In summary, we can state that observing Wiktionary users is a multifaceted task. The results of this research task should not be overestimated, as we think there is still a lot of not yet fully exploited potential one can work on.
1 We would like to thank our colleague Peter Meyer for supporting us in this research with technical assistance and many fruitful discussions. We would also like to thank our three anonymous reviewers for some very valuable remarks which helped us to improve our article.
2 We know that it is common practice to analyse ‘who does what online’ – as one anonymous reviewer remarked – without taking into account the relevant provisions concerning the protection of privacy. We think as researchers financed by the public, we are to respect these legal constraints.
3 “361.910 deutschsprachige Einträge zu über 200 Sprachen” (last accessed April 1st 2014).
4 Headwords labelled with “(Deutsch)”, for instance “Haus (Deutsch)” http://de.wiktionary.org/wiki/Haus (last accessed April 1st 2014).
5 Cf. http://wikimediafoundation.org (last accessed August 20th 2014).
6 The base URL for obtaining log files from 2013 is http://dumps.wikimedia.org/other/pagecounts-raw/2013/ (last accessed August 20th 2014).
7 A complete list of XML dumps from this date can be accessed at http://dumps.wikimedia.org/dewiktionary/20140312/ (last accessed August 20th 2014).
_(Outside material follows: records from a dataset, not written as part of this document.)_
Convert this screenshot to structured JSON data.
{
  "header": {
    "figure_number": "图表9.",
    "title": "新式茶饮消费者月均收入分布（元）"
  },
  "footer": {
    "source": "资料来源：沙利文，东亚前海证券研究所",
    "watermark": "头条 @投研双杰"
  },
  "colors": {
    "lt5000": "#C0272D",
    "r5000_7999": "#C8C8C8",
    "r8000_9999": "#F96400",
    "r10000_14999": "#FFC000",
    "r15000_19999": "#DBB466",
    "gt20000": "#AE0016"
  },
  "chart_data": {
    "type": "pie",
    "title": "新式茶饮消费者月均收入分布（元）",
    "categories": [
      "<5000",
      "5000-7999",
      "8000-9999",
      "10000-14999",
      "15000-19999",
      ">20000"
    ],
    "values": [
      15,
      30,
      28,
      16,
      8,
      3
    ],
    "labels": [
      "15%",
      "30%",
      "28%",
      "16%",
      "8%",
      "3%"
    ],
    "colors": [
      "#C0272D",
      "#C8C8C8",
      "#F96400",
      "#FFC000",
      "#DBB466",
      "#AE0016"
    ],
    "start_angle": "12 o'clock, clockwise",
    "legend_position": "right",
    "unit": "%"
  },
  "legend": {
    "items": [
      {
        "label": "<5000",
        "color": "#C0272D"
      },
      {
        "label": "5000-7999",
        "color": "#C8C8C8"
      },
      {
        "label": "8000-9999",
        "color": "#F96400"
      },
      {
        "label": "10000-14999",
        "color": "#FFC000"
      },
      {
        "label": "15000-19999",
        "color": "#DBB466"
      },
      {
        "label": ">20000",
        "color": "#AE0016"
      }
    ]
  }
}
8 Hence, there are 149,477 entries (41.9%) for non-German words in the German Wiktionary. Those entries were excluded from subsequent analyses. Some entries contain information regarding a German word and a word from another language, e.g., the entry for “last”.
9 The Goethe Institute is the institution responsible for CEFR-related activities in Germany.
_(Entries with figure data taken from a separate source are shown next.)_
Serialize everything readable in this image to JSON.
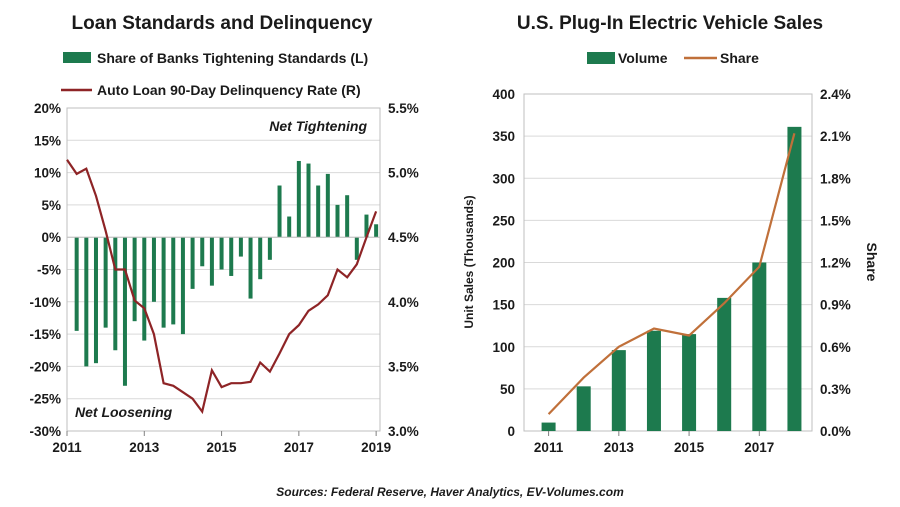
{
  "source": "Sources: Federal Reserve, Haver Analytics, EV-Volumes.com",
  "colors": {
    "bar": "#1d7a4e",
    "line_left": "#8e2426",
    "line_right": "#c0703a",
    "grid": "#d9d9d9"
  },
  "chart_data": [
    {
      "type": "bar",
      "title": "Loan Standards and Delinquency",
      "legend": [
        "Share of Banks Tightening Standards (L)",
        "Auto Loan 90-Day Delinquency Rate (R)"
      ],
      "annotations": [
        "Net Tightening",
        "Net Loosening"
      ],
      "x_ticks": [
        "2011",
        "2013",
        "2015",
        "2017",
        "2019"
      ],
      "y_left_ticks": [
        "20%",
        "15%",
        "10%",
        "5%",
        "0%",
        "-5%",
        "-10%",
        "-15%",
        "-20%",
        "-25%",
        "-30%"
      ],
      "y_right_ticks": [
        "5.5%",
        "5.0%",
        "4.5%",
        "4.0%",
        "3.5%",
        "3.0%"
      ],
      "xlim": [
        2011,
        2019.1
      ],
      "ylim_left": [
        -30,
        20
      ],
      "ylim_right": [
        3.0,
        5.5
      ],
      "series": [
        {
          "name": "Share of Banks Tightening Standards (L)",
          "kind": "bar",
          "axis": "left",
          "x": [
            2011.25,
            2011.5,
            2011.75,
            2012.0,
            2012.25,
            2012.5,
            2012.75,
            2013.0,
            2013.25,
            2013.5,
            2013.75,
            2014.0,
            2014.25,
            2014.5,
            2014.75,
            2015.0,
            2015.25,
            2015.5,
            2015.75,
            2016.0,
            2016.25,
            2016.5,
            2016.75,
            2017.0,
            2017.25,
            2017.5,
            2017.75,
            2018.0,
            2018.25,
            2018.5,
            2018.75,
            2019.0
          ],
          "values": [
            -14.5,
            -20,
            -19.5,
            -14,
            -17.5,
            -23,
            -13,
            -16,
            -10,
            -14,
            -13.5,
            -15,
            -8,
            -4.5,
            -7.5,
            -5,
            -6,
            -3,
            -9.5,
            -6.5,
            -3.5,
            8,
            3.2,
            11.8,
            11.4,
            8,
            9.8,
            5,
            6.5,
            -3.5,
            3.5,
            2
          ]
        },
        {
          "name": "Auto Loan 90-Day Delinquency Rate (R)",
          "kind": "line",
          "axis": "right",
          "x": [
            2011.0,
            2011.25,
            2011.5,
            2011.75,
            2012.0,
            2012.25,
            2012.5,
            2012.75,
            2013.0,
            2013.25,
            2013.5,
            2013.75,
            2014.0,
            2014.25,
            2014.5,
            2014.75,
            2015.0,
            2015.25,
            2015.5,
            2015.75,
            2016.0,
            2016.25,
            2016.5,
            2016.75,
            2017.0,
            2017.25,
            2017.5,
            2017.75,
            2018.0,
            2018.25,
            2018.5,
            2018.75,
            2019.0
          ],
          "values": [
            5.1,
            4.99,
            5.03,
            4.82,
            4.55,
            4.25,
            4.25,
            4.01,
            3.95,
            3.75,
            3.37,
            3.35,
            3.3,
            3.25,
            3.15,
            3.47,
            3.34,
            3.37,
            3.37,
            3.38,
            3.53,
            3.46,
            3.6,
            3.75,
            3.82,
            3.93,
            3.98,
            4.05,
            4.25,
            4.19,
            4.29,
            4.5,
            4.7
          ]
        }
      ]
    },
    {
      "type": "bar",
      "title": "U.S. Plug-In Electric Vehicle Sales",
      "legend": [
        "Volume",
        "Share"
      ],
      "ylabel_left": "Unit Sales (Thousands)",
      "ylabel_right": "Share",
      "x_ticks": [
        "2011",
        "2013",
        "2015",
        "2017"
      ],
      "y_left_ticks": [
        "400",
        "350",
        "300",
        "250",
        "200",
        "150",
        "100",
        "50",
        "0"
      ],
      "y_right_ticks": [
        "2.4%",
        "2.1%",
        "1.8%",
        "1.5%",
        "1.2%",
        "0.9%",
        "0.6%",
        "0.3%",
        "0.0%"
      ],
      "ylim_left": [
        0,
        400
      ],
      "ylim_right": [
        0,
        2.4
      ],
      "categories": [
        "2011",
        "2012",
        "2013",
        "2014",
        "2015",
        "2016",
        "2017",
        "2018"
      ],
      "series": [
        {
          "name": "Volume",
          "kind": "bar",
          "axis": "left",
          "values": [
            10,
            53,
            96,
            119,
            115,
            158,
            200,
            361
          ]
        },
        {
          "name": "Share",
          "kind": "line",
          "axis": "right",
          "values": [
            0.12,
            0.38,
            0.6,
            0.73,
            0.68,
            0.91,
            1.17,
            2.12
          ]
        }
      ]
    }
  ]
}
10 We are grateful to Axel Herold who advised us with the figures for the DWDS. And we thank one anonymous reviewer for the recommendation to check this ratio against other resources in order to rule out that it is not something special in the Wiktionary data.
11 Deviations stem from the fact that the dataset contains 56,488 cases, which is not divisible by 10 without remainder. Also, cases which lie exactly on a group border are assigned to the group which is right of the border.
12 Whenever there were fewer monosemic than polysemic lemmas for a certain part-of-speech in a certain frequency group, we included pairs as long as there were still monosemic lemmas available to match the polysemic lemmas. After that point, we stopped including pairs for this group. This happened for all parts-of-speech in frequency decile 10 and for verbs in the deciles 6 through 10.
13 Whenever the level of significance reaches the minimal value representable by R (which is p = 2.2 · 10−16) we use the notation p = min p. This means that the probability of an error is virtually 0.
14 We are aware that this is considered a suboptimal strategy for dealing with zero frequencies (cf. Brysbaert & Diependaele 2013). Here, we only use this strategy to test if the overall results change when lemmas with zero frequency are included. In this light, the exact strategy used to deal with zero frequencies is not relevant.
15 Results of this study are also reported in Wolfer et al. (2014: 286–289).
16 To do this, we used the default behaviour of the function smooth() provided by the ‘stats’ package of the statistical programming language R.
17 Of course, these differences can also take negative values. Indeed, many of them do. This means that a word was visited less often in a particular week than would be expected given the word’s overall trend.